The company’s production has been quite volatile for several years. Their average output has been 16 batches per week but some weeks were much higher and others much lower. The process has been out-of-control. As a result of using the Day-by-the-Hour approach to track, control, and improve the process, their output has reached a consistent 22 batches per week for over one year now. There is no magic here!! They achieved this by close attention to the process, and taking action to fix short-term issues, and solve the longer term issues. This is Continuous Improvement or Kaizen.


Our second example involves a  medium-sized, privately held company making a range of products including a value stream that produces very large steel vessels. These are cut and welded from sheet steel.  A number of fittings, valves, and connectors are welded in, and they are cleaned and coated inside and out.

The manufacturing process takes a similar route for most of the vessels but there are a lot of differences from one customer to another. The company has a pull-system “supermarket” of finished vessels based on customer forecasts of requirements. There is a visual planning board that includes heijunka (level scheduling) to provide an appropriate sequence of production for long and short lead times, and to maximize the flow through the final coating process that also is the value stream bottleneck. The production time averages 20 hours but can vary considerably.


Each time they begin to manufacture a vessel, the supervisors set the times required at each of the major steps in the process. These are posted by hand at the appropriate steps showing the start & stop times.
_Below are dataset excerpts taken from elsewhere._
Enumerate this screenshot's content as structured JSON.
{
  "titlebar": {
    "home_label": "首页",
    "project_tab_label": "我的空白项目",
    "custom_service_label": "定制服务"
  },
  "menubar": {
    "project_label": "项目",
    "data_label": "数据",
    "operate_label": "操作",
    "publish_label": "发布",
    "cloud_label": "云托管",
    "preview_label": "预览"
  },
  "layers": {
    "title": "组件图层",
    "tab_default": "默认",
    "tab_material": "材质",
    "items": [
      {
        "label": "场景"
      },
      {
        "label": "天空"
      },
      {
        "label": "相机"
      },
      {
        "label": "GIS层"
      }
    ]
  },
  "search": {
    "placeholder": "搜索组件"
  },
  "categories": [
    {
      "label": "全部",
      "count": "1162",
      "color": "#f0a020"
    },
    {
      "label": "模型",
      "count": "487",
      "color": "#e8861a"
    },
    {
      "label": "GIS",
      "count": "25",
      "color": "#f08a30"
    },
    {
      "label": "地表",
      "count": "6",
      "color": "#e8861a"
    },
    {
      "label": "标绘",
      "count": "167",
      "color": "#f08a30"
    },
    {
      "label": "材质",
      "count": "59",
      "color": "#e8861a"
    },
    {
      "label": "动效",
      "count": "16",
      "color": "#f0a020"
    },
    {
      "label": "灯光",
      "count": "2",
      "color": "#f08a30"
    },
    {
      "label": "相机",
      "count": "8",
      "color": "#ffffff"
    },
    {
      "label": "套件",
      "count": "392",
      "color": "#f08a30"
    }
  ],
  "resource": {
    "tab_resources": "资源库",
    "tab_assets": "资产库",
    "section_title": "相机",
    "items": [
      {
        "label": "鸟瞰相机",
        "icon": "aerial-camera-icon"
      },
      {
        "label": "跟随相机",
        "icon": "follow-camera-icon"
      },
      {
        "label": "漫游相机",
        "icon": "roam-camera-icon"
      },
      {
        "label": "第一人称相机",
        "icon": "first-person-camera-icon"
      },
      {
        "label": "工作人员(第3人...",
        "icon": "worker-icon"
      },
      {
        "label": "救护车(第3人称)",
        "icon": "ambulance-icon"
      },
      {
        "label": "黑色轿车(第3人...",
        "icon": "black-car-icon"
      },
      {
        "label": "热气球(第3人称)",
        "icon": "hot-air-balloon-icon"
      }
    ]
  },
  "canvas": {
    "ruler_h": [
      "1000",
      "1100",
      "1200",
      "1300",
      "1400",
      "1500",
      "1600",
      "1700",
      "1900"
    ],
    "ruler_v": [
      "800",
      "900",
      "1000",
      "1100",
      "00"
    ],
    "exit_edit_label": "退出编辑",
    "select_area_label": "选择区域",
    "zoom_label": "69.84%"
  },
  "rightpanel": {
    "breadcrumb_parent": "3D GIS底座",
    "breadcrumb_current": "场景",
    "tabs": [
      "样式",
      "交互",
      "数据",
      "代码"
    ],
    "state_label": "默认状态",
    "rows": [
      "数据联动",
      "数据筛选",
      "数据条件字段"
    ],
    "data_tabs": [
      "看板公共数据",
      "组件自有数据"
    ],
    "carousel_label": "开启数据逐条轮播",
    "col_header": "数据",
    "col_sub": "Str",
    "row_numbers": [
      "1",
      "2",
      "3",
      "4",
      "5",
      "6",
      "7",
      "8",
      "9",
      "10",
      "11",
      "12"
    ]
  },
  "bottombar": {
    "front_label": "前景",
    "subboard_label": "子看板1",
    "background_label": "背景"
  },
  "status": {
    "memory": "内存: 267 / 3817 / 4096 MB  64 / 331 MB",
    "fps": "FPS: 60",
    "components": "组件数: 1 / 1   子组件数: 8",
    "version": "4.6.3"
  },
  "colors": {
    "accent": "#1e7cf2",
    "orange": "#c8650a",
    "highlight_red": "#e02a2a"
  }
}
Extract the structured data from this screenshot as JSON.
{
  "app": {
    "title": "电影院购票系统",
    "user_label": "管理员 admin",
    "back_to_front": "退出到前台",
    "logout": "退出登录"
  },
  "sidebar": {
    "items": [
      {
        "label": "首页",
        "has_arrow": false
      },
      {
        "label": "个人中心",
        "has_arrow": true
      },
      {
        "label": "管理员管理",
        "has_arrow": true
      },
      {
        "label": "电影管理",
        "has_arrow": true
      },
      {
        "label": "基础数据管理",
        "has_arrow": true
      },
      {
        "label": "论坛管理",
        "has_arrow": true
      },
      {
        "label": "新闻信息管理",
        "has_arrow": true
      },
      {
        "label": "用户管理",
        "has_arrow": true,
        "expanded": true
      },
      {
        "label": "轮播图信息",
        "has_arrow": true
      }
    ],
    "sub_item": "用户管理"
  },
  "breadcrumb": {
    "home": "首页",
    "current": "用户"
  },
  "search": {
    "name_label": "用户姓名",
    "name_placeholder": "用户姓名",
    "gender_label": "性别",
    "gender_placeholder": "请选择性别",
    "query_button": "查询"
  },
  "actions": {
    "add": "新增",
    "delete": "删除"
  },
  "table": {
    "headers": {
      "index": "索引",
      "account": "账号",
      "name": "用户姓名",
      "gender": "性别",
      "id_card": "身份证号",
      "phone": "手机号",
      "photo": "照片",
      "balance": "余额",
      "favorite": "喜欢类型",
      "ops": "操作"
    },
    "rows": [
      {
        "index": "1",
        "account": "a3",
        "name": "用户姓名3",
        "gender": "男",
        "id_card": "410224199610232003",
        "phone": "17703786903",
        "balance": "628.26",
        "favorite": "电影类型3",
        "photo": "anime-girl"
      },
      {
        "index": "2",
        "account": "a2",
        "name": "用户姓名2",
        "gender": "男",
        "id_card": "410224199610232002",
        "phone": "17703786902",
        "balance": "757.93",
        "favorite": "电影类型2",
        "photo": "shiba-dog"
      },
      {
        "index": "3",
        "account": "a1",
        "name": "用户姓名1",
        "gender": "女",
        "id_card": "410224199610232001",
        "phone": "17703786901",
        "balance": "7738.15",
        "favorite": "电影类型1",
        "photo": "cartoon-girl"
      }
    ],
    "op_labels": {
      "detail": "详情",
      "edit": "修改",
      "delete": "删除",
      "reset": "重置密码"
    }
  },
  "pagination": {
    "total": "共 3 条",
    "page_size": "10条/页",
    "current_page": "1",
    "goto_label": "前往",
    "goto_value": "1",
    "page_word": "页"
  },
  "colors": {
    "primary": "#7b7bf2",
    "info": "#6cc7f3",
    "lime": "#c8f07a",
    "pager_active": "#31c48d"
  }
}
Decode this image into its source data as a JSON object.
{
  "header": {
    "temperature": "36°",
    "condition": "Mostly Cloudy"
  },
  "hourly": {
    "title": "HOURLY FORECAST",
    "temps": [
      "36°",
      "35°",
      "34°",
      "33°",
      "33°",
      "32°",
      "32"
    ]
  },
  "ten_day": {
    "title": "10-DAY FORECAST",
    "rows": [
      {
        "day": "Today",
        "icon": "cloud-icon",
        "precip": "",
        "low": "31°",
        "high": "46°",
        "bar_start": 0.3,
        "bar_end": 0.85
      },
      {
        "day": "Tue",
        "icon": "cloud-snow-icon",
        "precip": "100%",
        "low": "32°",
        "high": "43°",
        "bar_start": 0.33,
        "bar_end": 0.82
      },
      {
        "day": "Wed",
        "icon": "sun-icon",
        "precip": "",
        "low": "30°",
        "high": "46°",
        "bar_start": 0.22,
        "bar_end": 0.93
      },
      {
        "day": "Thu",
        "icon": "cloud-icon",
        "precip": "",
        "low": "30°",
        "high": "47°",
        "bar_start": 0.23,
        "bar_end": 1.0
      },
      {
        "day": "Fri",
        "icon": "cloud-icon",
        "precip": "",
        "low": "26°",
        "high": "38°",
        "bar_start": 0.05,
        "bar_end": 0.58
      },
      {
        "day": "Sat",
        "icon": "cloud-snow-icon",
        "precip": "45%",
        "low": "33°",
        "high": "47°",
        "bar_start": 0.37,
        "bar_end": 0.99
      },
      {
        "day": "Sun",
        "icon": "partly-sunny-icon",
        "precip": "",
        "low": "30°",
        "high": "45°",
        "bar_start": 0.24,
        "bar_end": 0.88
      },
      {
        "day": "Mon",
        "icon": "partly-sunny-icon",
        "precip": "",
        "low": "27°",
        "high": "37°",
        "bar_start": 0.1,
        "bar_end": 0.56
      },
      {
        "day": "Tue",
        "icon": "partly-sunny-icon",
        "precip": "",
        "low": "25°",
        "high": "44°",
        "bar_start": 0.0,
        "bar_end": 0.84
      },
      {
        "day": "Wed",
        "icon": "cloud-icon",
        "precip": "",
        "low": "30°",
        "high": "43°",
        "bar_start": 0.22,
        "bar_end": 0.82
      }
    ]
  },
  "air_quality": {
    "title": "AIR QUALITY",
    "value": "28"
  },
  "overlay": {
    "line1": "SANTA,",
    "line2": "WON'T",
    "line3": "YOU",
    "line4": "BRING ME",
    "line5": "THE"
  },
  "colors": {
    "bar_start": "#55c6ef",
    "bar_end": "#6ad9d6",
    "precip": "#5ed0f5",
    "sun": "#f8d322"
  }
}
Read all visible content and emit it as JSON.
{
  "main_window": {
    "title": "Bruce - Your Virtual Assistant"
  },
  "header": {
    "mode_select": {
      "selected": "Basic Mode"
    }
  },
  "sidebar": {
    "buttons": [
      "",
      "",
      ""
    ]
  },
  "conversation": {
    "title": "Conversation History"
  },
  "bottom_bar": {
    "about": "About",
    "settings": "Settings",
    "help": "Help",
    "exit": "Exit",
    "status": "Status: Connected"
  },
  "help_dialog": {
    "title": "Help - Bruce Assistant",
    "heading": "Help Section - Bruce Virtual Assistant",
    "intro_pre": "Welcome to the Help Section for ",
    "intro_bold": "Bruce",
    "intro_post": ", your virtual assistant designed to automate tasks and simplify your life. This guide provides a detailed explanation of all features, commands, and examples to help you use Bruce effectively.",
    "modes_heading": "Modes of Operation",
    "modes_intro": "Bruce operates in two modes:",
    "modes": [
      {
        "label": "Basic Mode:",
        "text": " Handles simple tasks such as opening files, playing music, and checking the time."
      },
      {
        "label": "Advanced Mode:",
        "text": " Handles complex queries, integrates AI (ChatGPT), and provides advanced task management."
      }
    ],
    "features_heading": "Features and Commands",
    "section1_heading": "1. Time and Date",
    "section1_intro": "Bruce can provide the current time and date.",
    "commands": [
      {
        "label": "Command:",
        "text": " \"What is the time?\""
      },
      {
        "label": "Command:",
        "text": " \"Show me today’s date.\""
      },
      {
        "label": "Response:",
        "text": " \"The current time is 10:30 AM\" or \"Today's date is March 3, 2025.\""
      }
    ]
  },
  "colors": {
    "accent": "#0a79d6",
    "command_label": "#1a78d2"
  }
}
At the beginning of the process the fabrication is done at stationary fixtures; later in the process the vessels are placed on large, wheeled carts that are moved through the process using tuggers.

The start and stop times are posted on boards for the stationary fixtures, and placed in the carts using magnetic signs.

As production proceeds the operators monitor the times taken and report the actual against the planned start and stop times. They also record reasons for delays or other problems. This is the equivalent of the “normal” DBTH, and is recorded on a daily “slope chart” for that day’s production. These charts are updated at the time the task is complete – not at a regular cadence because of the variability of the times taken.


The supervisors use the DBTH as input to their Week-by-the-Day slope chart monitoring the weekly output. The production engineers create similar slope charts that document the issues and problems that occur throughout each day and each week.


These visual plans and DBTH charts:

  1. Control the process through the day and night shifts.
  2. Identify the causes of production problems when they occur.
  3. Trigger short-term action to immediately address the problems.
  4. The cumulative monthly charts enable the supervisors to schedule better and to level production, by showing real-time process information.
  5. The documented problems are analyzed by the production engineers and supervisors, and instigate many improvements small and large.


Over the last 3 or 4 years the production capacity of the value stream has DOUBLED from 20 per week to 40 per week without significant investment or restructuring. The bottleneck now has become the shortage of qualified and experienced welders and operators.


DBTH is a simple but vital tool to control lean flow through production and other regular business processes. It also provides the data required to make real continuous improvement to the process.

DBTH works very well with long and variable production processes. You just have to tailor your DBTH to address your company’s unique issues.  DBTH applies to all companies making Lean happen successfully.